U.S. stocks are posting small losses to begin the week, with the Dow Jones Industrial Average (^DJI -0.12%) and the benchmark S&P 500 (^GSPC -0.58%) down 0.58% and 0.59%, respectively, at 2 p.m. EDT. 

In the last couple of weeks, I've been banging the drum in this column regarding the materials and the energy sectors as likely sources of investment value. Contrarians and value investors, you have now been given your official starter's orders.

After last Friday's market close -- just one day after the disclosure that billionaire investor Carl Icahn has accumulated an 8.5% position in miner Freeport McMoRan -- a filing showed that Warren Buffett's Berkshire Hathaway has become the largest shareholder in refiner Phillips 66, with a greater than 10% stake, valued at roughly $4.5 billion.

Berkshire's shareholding leapt from 7.5 million shares at the end of the first quarter to 58 million at the end of last week.

On the face of it, the investment is a bit of a head-scratcher. Warren Buffett's forays into the oil and gas sector have met with mixed success. His 2003 investment in PetroChina earned an estimated return of 600% over a four-plus period; however, in his 2008 letter to Berkshire shareholders, he made this mea culpa: 

Last year I made a major mistake of commission (and maybe more; this one sticks out). Without urging from Charlie [Munger] or anyone else, I bought a large amount of ConocoPhillips stock when oil and gas prices were near their peak. I in no way anticipated the dramatic fall in energy prices that occurred in the last half of the year. I still believe the odds are good that oil sells far higher in the future than the current $40-$50 price. But so far I have been dead wrong. Even if prices should rise, moreover, the terrible timing of my purchase has cost Berkshire several billion dollars.

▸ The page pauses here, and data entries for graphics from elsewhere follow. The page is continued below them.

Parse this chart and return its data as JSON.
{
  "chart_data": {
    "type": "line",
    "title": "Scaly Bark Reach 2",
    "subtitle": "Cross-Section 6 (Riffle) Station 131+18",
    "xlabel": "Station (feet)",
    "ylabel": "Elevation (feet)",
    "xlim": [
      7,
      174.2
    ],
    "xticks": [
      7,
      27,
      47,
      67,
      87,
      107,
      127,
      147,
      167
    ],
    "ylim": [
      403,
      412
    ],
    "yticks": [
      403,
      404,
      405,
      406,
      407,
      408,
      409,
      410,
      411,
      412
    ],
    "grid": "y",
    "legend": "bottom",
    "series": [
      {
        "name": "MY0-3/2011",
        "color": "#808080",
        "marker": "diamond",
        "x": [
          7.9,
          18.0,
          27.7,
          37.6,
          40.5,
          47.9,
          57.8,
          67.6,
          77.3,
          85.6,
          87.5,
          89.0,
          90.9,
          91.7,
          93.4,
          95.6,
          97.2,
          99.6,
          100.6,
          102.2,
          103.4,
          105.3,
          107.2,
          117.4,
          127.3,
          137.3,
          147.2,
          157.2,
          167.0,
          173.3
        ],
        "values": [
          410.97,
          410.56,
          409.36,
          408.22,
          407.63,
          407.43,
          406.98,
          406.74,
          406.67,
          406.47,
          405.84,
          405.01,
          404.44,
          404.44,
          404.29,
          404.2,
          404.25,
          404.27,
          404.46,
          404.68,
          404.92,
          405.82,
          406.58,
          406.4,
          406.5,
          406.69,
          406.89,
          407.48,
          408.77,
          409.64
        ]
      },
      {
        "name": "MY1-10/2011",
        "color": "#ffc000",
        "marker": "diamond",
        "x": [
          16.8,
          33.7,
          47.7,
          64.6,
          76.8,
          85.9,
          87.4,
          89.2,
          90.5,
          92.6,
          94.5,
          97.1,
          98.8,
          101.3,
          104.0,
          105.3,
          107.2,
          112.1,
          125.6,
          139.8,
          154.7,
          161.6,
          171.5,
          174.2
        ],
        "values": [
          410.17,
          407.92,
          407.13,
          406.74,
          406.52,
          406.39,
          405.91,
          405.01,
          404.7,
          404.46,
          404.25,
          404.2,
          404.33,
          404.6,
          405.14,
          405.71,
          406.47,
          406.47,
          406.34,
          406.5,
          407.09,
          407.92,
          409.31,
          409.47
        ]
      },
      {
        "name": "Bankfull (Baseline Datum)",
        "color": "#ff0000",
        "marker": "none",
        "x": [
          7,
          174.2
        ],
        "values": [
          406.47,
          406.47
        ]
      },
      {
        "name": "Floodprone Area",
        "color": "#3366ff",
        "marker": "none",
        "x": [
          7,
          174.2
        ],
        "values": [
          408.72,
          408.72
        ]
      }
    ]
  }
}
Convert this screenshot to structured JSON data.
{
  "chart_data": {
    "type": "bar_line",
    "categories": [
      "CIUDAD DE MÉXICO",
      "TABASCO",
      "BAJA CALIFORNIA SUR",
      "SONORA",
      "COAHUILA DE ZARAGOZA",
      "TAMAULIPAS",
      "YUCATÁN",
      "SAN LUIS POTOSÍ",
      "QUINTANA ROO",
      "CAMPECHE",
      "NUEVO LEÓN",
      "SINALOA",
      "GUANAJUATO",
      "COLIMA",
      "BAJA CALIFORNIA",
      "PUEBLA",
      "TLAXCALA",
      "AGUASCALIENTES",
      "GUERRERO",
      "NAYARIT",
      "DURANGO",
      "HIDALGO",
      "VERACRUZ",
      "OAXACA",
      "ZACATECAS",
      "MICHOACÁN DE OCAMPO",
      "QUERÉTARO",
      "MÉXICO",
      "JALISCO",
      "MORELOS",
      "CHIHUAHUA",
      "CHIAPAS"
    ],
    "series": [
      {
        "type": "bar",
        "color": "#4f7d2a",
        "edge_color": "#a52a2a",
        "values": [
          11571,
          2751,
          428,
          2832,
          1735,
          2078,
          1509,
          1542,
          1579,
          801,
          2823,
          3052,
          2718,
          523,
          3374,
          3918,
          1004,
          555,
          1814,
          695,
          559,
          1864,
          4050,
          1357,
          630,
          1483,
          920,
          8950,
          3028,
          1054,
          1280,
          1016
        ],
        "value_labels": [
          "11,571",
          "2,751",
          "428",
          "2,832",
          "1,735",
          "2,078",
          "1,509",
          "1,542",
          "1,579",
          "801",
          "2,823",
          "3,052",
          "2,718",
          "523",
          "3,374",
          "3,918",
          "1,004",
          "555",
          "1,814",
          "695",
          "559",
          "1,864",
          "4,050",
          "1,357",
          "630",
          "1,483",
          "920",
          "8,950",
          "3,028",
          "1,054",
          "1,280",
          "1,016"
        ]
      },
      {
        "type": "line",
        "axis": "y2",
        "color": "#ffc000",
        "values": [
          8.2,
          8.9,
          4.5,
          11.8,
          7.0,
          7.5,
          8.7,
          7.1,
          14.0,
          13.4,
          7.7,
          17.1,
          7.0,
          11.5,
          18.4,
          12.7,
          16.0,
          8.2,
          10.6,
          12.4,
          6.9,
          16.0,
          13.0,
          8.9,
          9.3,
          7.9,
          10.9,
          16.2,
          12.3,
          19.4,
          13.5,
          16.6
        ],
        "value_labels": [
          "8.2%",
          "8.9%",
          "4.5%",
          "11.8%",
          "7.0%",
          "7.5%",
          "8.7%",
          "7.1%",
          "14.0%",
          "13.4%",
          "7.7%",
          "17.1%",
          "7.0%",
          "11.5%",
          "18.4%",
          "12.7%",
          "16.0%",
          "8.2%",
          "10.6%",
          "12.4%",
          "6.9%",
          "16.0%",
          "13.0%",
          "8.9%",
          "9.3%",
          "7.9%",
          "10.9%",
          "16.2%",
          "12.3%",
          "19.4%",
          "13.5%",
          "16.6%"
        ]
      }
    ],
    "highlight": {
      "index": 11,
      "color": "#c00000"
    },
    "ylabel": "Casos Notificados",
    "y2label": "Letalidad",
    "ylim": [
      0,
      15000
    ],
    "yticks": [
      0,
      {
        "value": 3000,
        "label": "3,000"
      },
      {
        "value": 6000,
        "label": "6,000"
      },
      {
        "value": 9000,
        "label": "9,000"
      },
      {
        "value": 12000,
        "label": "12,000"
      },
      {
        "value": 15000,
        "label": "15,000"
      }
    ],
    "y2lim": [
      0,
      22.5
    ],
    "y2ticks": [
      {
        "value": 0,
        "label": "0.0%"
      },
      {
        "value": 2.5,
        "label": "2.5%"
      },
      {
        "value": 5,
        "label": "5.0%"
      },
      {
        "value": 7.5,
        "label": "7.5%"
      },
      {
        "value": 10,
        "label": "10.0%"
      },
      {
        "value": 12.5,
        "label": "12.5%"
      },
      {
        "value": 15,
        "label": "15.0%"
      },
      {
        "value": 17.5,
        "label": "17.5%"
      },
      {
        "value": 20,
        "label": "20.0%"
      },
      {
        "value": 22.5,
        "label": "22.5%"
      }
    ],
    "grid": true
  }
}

Berkshire vice-chairman Charlie Munger credits Warren Buffett's to his being a "learning machine." In this instance, it appears Buffett has learned that, for a long-term investor, it is more opportune to buy oil and gas companies after a "dramatic fall" in oil to $40-$50 (which is where we're back to now) than before. 

Incidentally, Buffett was already very familiar with Phillips 66, as Berkshire had received shares of the company when it was spun out of... ConocoPhillips. 

Spencer Jakab of The Wall Street Journal's Heard on the Street column has an interesting take on the attractiveness of Phillips 66 for Buffett: 

Many non-refining businesses within Phillips 66, such as its midstream unit, are substantial and stand to benefit if currently beaten-down oil and natural-gas prices rebound. That business is absorbing the lion's share of capital expenditure -- a contrarian move worthy of Mr. Buffett himself. In fact, he is making his own big bet on energy infrastructure.

In 2014, Berkshire Hathaway Energy absorbed 43% of all capital expenditure at the conglomerate, exceeding even its huge, capital-intensive railroad, Burlington Northern Santa Fe. 

Clearly then, Phillips 66, with its valuable assets outside of red-hot refining, is a company making the sorts of investments that Mr. Buffett values, and in the types of assets he covets. 

It's quite true that oil and gas pipelines are not very different from railroad tracks or power-generation plants from a business standpoint in that they are assets that are difficult to reproduce, and therefore  constitute a substantial barrier to entry against competition. 

There is every reason to believe Berkshire's investment in Phillips 66 stake will produce satisfying returns -- as long as he holds it through several cycles in the energy market this time.